Hatay'da Alevilerin Ramazan'ı, geleneklerle ve bereketle dolu bir ritüele dönüşüyor. Bu coşkulu ve anlamlı etkinlikler, sadece inançlarına dair bir ifade değil, aynı zamanda Hatay'ın zengin kültürel mirasının bir parçası olarak da önem taşıyor. Süleyman Demirel'in de dediği gibi, kazanlar kaynadıkça Hatay'da bir şeyler olur, çünkü bu coğrafyanın ruhu, dayanışma ve bereketle besleniyor.
Hatay'da Ramazan'ın ilk günü, alevi toplumunun özel bir günü olarak yaşanıyor. Dün kesilen danalar, kazanların altında yakılan ateş, akşam iftarında insanlara dağıtılacak aşure çorbası... Tüm bunlar, inançlarının ve birliklerinin sembolü haline geliyor. Bugünün bereketi, insanların arasında adil bir şekilde dağıtılıyor, oruçları bereketli açılsın diye dua ediliyor.
Alevi toplumu, oruçlarını kurbanlarla, aşurelerle, kazanlarla, namazlarla ve dualarla başlatır. Aynı şekilde, Ramazan ayının bitimini de kurbanlarla, aşurelerle, namazlarla ve dualarla sonlandırır. Bayram sabahı namazı ise ayrı bir öneme sahiptir. Alevilerin aşuresi tatlı şeklinde değil, bol etli ve buğdaylı olarak hazırlanır, zira bu da onların özel bir geleneğidir.

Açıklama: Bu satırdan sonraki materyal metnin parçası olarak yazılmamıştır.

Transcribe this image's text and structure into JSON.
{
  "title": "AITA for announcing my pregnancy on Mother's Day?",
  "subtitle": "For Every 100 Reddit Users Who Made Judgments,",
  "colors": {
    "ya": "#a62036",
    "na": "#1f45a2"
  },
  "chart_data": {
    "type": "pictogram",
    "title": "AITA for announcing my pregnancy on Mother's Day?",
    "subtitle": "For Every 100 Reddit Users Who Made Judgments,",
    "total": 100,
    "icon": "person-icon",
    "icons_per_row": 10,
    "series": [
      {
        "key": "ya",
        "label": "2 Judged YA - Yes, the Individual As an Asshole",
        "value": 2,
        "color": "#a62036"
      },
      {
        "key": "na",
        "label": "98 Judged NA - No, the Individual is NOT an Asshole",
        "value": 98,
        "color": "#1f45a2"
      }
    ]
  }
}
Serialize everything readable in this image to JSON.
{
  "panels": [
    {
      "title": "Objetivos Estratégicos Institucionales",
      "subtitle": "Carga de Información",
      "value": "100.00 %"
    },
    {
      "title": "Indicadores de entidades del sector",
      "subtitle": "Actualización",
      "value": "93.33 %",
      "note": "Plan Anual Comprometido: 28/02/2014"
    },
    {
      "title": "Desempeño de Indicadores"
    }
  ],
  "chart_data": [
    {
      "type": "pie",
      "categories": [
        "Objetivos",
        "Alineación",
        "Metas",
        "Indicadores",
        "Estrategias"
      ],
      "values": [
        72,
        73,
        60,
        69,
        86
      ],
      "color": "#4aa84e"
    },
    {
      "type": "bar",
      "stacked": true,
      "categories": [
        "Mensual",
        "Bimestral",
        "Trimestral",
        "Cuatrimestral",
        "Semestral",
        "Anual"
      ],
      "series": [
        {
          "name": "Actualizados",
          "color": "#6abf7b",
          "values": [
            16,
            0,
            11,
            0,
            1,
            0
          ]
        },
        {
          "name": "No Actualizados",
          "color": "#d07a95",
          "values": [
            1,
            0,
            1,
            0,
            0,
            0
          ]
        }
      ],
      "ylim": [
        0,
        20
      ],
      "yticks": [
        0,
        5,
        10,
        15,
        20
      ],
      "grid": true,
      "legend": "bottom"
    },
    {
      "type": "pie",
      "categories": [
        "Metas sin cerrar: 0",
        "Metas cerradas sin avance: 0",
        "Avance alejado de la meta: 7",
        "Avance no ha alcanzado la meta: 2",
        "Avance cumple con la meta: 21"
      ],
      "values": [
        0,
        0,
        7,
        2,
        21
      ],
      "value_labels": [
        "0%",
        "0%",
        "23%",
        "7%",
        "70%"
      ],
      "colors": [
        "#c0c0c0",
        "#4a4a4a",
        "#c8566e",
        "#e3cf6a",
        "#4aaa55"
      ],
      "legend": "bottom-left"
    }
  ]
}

Hatay'da yaşanan bu özel ritüeller, aslında inançların derinliğinden çok daha fazlasını anlatıyor. Bu, bir arada olmanın, dayanışmanın, bereketin ve saygının bir ifadesidir. Kazanlar kaynarken, Hatay'da birlik ve beraberlik içinde nice güzel günlerin, nice bereketli Ramazanların yaşanacağının müjdecisidir.